Do an Internet search on the phrase “war on women” and you won’t be directed to articles dealing with China’s mandatory child limit, or Islam’s hijab requirements, or even to Nathaniel Hawthorne’s The Scarlet Letter and the Salem witch trials.
Instead, you will find articles and websites devoted to the idea that the 2012 “war on women” is now solely and exclusively about birth control: women need it, men possess it, wanna fight about it?
To hear the proponents of government-mandated health care talk, you would think that “war” has broken out because men — in the meme of the hour usually old, religious, white men — want to prevent women everywhere from using birth control (“contraception” sounds so much more health need-ish) and seek to impose their will on women everywhere by legislating it out of existence.
Curiously, birth control could not be legislated out of existence entirely — even should the old, religious, white codgers want to — because the two most effective forms of birth control (consider the human claims to divine power even that phrase entails!) are sex within a marriage relationship and abstinence. In that context, we might consider the strategy of the gun-rights lobby, when it spins the counter-argument with the philosophically-loaded slogan “Gun control is hitting what you aim at.”
But the inconvenient truth about the matter is that no one is attempting or even suggesting that birth control be made unavailable.
Let me say that again: no one is attempting or suggesting that birth control be made unavailable. The issue is who will be required to pay for it.
Inherent in this brouhaha is the matter of force. Those who characterize their opponents as waging “war” on women suppose that women are being forced to not use contraception.
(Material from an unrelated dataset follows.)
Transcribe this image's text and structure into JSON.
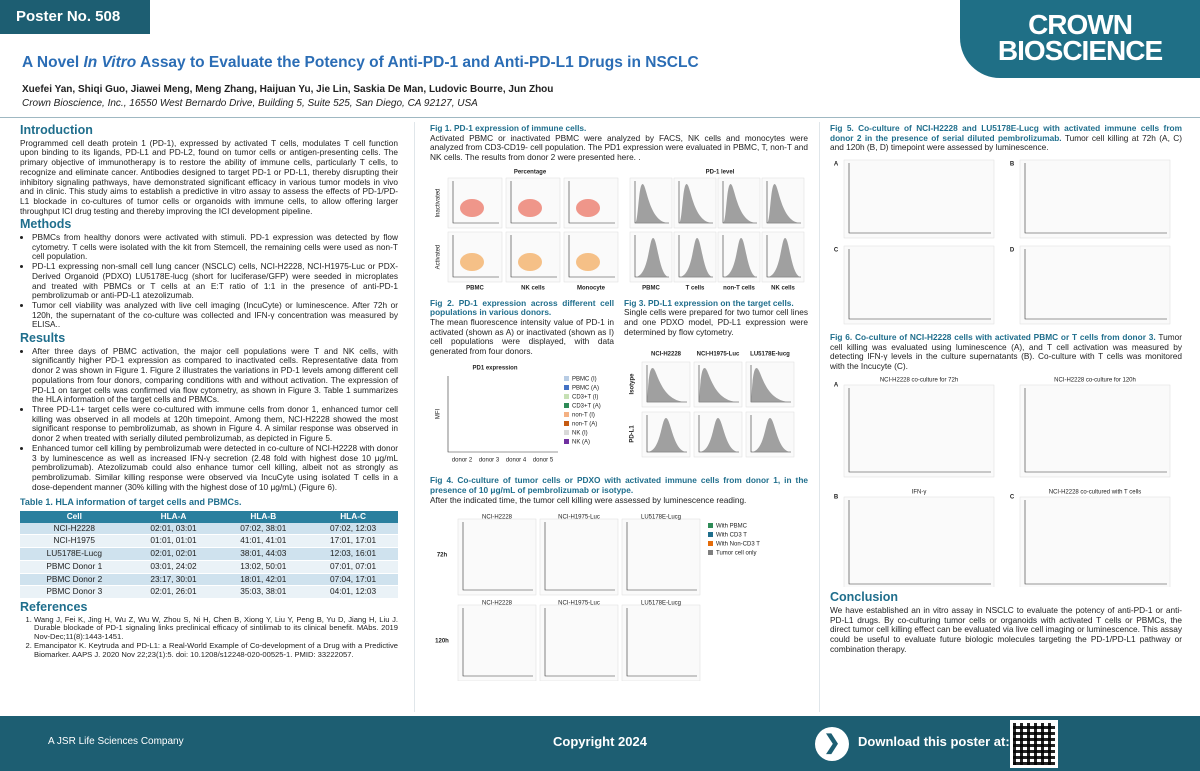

But that is a blatant falsehood that the majority of media is happy to perpetuate.
It is Nancy Pelosi and the Democrat-controlled Congress that forced government healthcare on the nation, arguing that “we must pass it to know what is in it.” It is Kathleen Sebelius and the Department of Health and Human Services who forced employers to provide coverage of birth control in health insurance policies. It is President Obama whose “compromise” was to force insurance companies to provide those same coverages, all the while continuing to force religious employers to pay for it.
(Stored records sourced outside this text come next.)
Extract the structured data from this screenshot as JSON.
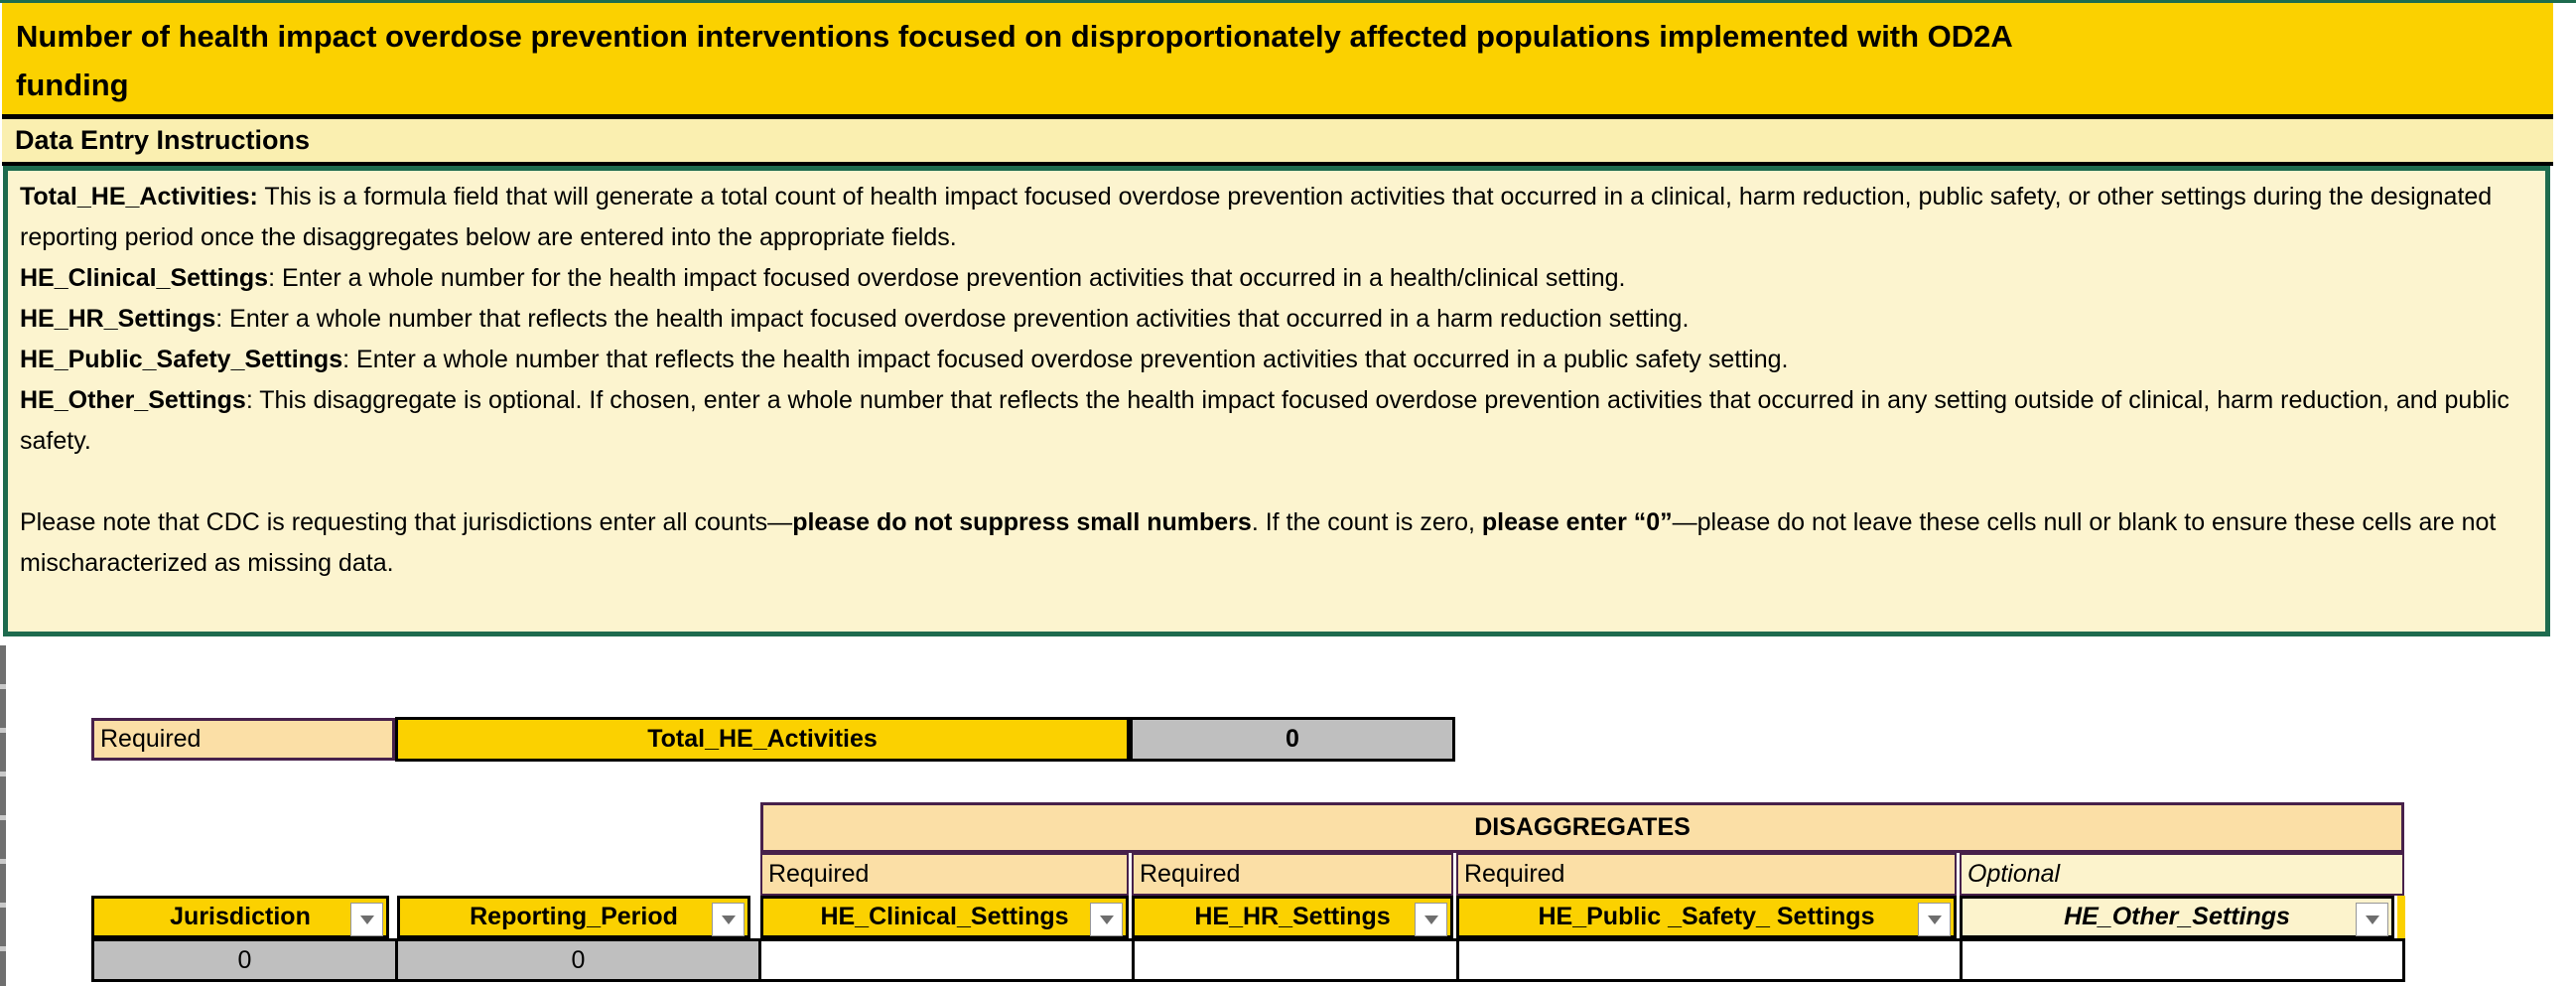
{
  "title": {
    "line1": "Number of health impact overdose prevention interventions focused on disproportionately affected populations implemented with OD2A",
    "line2": "funding"
  },
  "instructions_header": "Data Entry Instructions",
  "instructions": {
    "items": [
      {
        "label": "Total_HE_Activities:",
        "text": " This is a formula field that will generate a total count of health impact focused overdose prevention activities that occurred in a clinical, harm reduction, public safety, or other settings during the designated reporting period once the disaggregates below are entered into the appropriate fields."
      },
      {
        "label": "HE_Clinical_Settings",
        "text": ": Enter a whole number for the health impact focused overdose prevention activities that occurred in a health/clinical setting."
      },
      {
        "label": "HE_HR_Settings",
        "text": ": Enter a whole number that reflects the health impact focused overdose prevention activities that occurred in a harm reduction setting."
      },
      {
        "label": "HE_Public_Safety_Settings",
        "text": ": Enter a whole number that reflects the health impact focused overdose prevention activities that occurred in a public safety setting."
      },
      {
        "label": "HE_Other_Settings",
        "text": ": This disaggregate is optional. If chosen, enter a whole number that reflects the health impact focused overdose prevention activities that occurred in any setting outside of clinical, harm reduction, and public safety."
      }
    ],
    "note": {
      "part1": "Please note that CDC is requesting that jurisdictions enter all counts—",
      "bold1": "please do not suppress small numbers",
      "part2": ". If the count is zero, ",
      "bold2": "please enter “0”",
      "part3": "—please do not leave these cells null or blank to ensure these cells are not mischaracterized as missing data."
    }
  },
  "summary_row": {
    "requirement": "Required",
    "field": "Total_HE_Activities",
    "value": "0"
  },
  "disaggregates": {
    "title": "DISAGGREGATES",
    "requirements": [
      "Required",
      "Required",
      "Required",
      "Optional"
    ],
    "columns": [
      {
        "header": "Jurisdiction",
        "value": "0"
      },
      {
        "header": "Reporting_Period",
        "value": "0"
      },
      {
        "header": "HE_Clinical_Settings",
        "value": ""
      },
      {
        "header": "HE_HR_Settings",
        "value": ""
      },
      {
        "header": "HE_Public _Safety_ Settings",
        "value": ""
      },
      {
        "header": "HE_Other_Settings",
        "value": ""
      }
    ]
  },
  "colors": {
    "gold": "#fbd100",
    "peach": "#fbdfa6",
    "cream": "#fcf3cc",
    "instruction_bg": "#fcf4cf",
    "band_bg": "#faefb0",
    "green_border": "#1e6b4e",
    "purple_border": "#47214b",
    "gray_cell": "#bfbfbf"
  }
}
Who, as they say, is forcing whom?
If it strains credulity that those who are doing the forcing accuse others of using the force, consider the sort of statements made by a prominent representative of this strategy. On March 1, 2012 before House panel, Kathleen Sebelius said:
“The reduction in the number of pregnancies compensates for cost of contraception.” … “Providing contraception is a critical preventive health benefit for women and for their children.”
Here is the sort of philosophy being forced upon the American people, and the transparently twisted logic that is used to support it. In Sebelius’ world — which she and the Obama administration would force the rest of us to occupy — fewer humans is a good thing. And, fewer humans is a good thing both because fewer humans saves us money, and also because fewer humans means that the populace can disregard the church’s teaching on sexual morality without suffering the natural outcome of procreation.
What is the most astounding about Sebelius’ comments is that birth control is a benefit “for women and for their children.” What children? Should Sebelius, Obama, Pelosi and the rest of those alleging a “war on women” have their way, they will have succeeded in preventing the existence of the very children they claim that their birth control mandate benefits.
Amazing.
American citizens are being forced to pay for the birth control of students. Religious organizations are being forced to provide a service and a product that their tenets explicitly forbid.
Liberty for religious people is attacked. Liberty for all is threatened.